Pre-owned assets: property in charge: intangible property
The POA charge applies to intangible property comprised in a settlement where the settlor retains an interest and the following three conditions are met, FA04/Sch15/Para 8(1). Intangible property is defined as any property other than land and chattels and will therefore include cash, stocks and shares and insurance products. The three conditions are that
- the terms of the settlement, as they affect any property comprised in the settlement, are such that any income arising from the property would be treated as income of the settlor (the chargeable person) within ITTOIA05/S624, otherwise referred to as a settlor-interested trust, FA04/Sch15/Para 8(1)(a),
- any such income would be so treated if a reference to the spouse or civil partner of the settlor in ITTOIA/S625(1) is excluded, FA04/Sch15/Para 8(1)(b), and
the property includes any property which meets the conditions below, FA04/Sch15/Para 8(1)(c),
- the property must be intangible property (for example bank and building society accounts, stocks and shares, insurance products - in fact anything other than land or chattels), and
- the intangible property is or represents property which the chargeable person settled, or added to an existing settlement, after 17 March 1986, FA04/Sch15/Para 8(2).
Note that under FA04/Sch15/Para 8(1)(a), income arising from the assets concerned (and not the settlement generally) must be treated as income of the chargeable person. So, if the settled property is partitioned so that the settlor cannot benefit from one part of the fund, the POA charge will only apply to the part of the fund that the settlor can benefit from. If the part the settlor can benefit from contains land - but the settlor does not occupy it - the POA charge on land (IHTM44004) cannot apply, and will not apply to the part the settlor cannot benefit from, even if that part contains intangibles.

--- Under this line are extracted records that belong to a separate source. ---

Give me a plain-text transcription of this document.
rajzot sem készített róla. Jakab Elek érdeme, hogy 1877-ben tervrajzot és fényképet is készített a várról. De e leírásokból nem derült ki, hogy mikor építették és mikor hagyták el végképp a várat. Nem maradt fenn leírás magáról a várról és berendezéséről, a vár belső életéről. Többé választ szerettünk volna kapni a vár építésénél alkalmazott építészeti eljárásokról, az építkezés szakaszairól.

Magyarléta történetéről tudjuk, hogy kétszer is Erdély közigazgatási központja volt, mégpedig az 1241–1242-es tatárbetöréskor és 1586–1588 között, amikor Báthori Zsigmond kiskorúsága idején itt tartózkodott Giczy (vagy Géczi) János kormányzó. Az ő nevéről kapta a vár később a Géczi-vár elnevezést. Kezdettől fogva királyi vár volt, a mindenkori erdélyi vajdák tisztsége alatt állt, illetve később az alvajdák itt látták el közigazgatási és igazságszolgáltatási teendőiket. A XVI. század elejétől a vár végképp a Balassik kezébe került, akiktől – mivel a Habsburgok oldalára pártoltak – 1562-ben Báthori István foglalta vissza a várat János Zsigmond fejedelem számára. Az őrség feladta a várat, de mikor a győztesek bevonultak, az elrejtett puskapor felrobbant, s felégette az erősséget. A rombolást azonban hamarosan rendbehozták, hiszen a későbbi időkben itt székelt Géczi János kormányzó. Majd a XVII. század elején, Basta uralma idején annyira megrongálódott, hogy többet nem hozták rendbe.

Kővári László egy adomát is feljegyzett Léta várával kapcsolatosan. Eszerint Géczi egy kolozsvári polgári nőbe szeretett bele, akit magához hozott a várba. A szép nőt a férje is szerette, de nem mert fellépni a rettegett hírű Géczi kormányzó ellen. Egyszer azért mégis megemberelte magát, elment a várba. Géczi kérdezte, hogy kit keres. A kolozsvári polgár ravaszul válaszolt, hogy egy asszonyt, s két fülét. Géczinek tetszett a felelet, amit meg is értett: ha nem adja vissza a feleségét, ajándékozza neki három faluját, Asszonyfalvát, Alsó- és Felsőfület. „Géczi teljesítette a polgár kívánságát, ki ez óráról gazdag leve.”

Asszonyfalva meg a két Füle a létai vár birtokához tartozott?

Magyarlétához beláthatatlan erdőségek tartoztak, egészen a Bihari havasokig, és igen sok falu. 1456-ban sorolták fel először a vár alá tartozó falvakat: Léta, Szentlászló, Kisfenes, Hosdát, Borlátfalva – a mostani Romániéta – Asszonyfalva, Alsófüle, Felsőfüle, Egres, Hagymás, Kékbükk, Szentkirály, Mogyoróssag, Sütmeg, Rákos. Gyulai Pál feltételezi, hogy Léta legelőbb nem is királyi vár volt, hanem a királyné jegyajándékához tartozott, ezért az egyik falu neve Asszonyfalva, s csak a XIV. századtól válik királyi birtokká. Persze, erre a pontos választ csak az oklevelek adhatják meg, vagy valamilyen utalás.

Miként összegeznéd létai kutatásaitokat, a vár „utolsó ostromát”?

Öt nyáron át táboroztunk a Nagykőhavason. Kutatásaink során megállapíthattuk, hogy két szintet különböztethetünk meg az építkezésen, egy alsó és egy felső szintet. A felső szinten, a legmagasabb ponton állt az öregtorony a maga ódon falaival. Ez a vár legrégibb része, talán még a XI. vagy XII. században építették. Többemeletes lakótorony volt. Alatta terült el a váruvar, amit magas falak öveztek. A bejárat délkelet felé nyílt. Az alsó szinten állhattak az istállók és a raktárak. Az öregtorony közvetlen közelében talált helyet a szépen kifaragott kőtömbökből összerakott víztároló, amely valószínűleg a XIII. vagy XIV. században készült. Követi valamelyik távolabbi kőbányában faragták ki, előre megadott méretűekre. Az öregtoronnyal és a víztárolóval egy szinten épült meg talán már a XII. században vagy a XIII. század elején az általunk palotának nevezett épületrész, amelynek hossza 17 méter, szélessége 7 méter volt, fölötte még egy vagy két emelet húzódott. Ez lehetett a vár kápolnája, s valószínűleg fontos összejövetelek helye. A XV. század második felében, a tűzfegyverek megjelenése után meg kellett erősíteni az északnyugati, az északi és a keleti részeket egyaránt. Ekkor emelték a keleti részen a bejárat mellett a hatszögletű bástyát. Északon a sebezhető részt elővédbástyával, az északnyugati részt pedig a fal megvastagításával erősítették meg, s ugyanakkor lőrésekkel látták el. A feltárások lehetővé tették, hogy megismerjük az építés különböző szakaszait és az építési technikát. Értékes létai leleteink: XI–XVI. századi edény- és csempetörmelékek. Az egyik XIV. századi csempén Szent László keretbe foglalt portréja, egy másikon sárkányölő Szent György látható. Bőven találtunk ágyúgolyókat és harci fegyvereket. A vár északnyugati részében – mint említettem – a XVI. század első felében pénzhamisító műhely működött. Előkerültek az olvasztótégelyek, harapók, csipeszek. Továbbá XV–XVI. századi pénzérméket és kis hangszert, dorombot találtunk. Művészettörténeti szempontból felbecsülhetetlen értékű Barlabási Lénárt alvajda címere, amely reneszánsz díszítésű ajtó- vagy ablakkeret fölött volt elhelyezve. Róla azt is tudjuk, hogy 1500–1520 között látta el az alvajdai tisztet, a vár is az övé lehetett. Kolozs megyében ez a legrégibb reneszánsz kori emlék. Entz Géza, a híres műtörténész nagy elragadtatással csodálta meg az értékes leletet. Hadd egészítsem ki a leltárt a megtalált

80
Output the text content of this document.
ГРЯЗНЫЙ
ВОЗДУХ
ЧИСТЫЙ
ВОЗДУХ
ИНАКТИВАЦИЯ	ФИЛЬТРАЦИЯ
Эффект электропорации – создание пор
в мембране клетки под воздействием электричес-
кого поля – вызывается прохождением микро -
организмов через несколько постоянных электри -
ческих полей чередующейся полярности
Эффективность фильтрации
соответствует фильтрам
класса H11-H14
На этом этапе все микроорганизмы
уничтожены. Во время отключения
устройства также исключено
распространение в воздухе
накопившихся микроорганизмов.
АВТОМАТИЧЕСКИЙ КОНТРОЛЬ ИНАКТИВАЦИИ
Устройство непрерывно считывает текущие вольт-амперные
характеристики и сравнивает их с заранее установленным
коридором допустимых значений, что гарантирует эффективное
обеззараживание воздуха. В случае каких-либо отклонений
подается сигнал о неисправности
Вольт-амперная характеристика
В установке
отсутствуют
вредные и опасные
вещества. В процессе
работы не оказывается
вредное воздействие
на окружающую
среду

You should also note the fact that the settled property may not actually produce any income does not matter, as long as any income that might arise would be treated as income of the settlor, a charge under FA04/Sch15/Para 8 will arise.
A trust may be a settlor-interested trust because the settlor’s spouse or civil partner can benefit from the trust. The effect of the FA04/Sch15/Para 8(1)(b) above is that a charge cannot arise only because the chargeable person’s spouse or civil partner has retained an interest rather than the settlor.
The charge is subject to certain exemptions (IHTM44040).
Note that the intangibles charge does not apply to intangible property which is owned by a company which is in turn owned by a trust since the property owned by the company is not settled property. On the other hand, the shares of the company itself will be settled property and potentially caught by the POA charge subject to any exclusions (IHTM44030).
Andrew sets up a trust for his wife Joan on their marriage in 2005 and as he is excluded from all benefit there is no possibility of a charge under FA04/Sch15/Para 8 arising. If, however, he sets up a trust where Joan receives the income but he can benefit under, say, an overriding power of appointment or perhaps a remainder interest (although see IHTM44112 in this regard), then a charge under FA04/Sch15/Para 8 arises subject to any relevant exemptions (IHTM44040), even though the property forms part of Joan’s estate (being a pre-March 2006 interest in possession).
In this context ‘settlement’ has the same meaning as it does for Inheritance Tax purposes. The definition of ‘settlement’ is in IHTA84/S43(2) (IHTM16042). Unlike the requirement for Income Tax, the fact that there is no element of bounty does not prevent a trust being a ‘settlement’ for Inheritance Tax - although the legislation does still require the chargeable person to have ‘settled’ or ‘added’ property to the settlement. So an arms length sale at full market value to the trust would not be a settlement or addition by the vendor.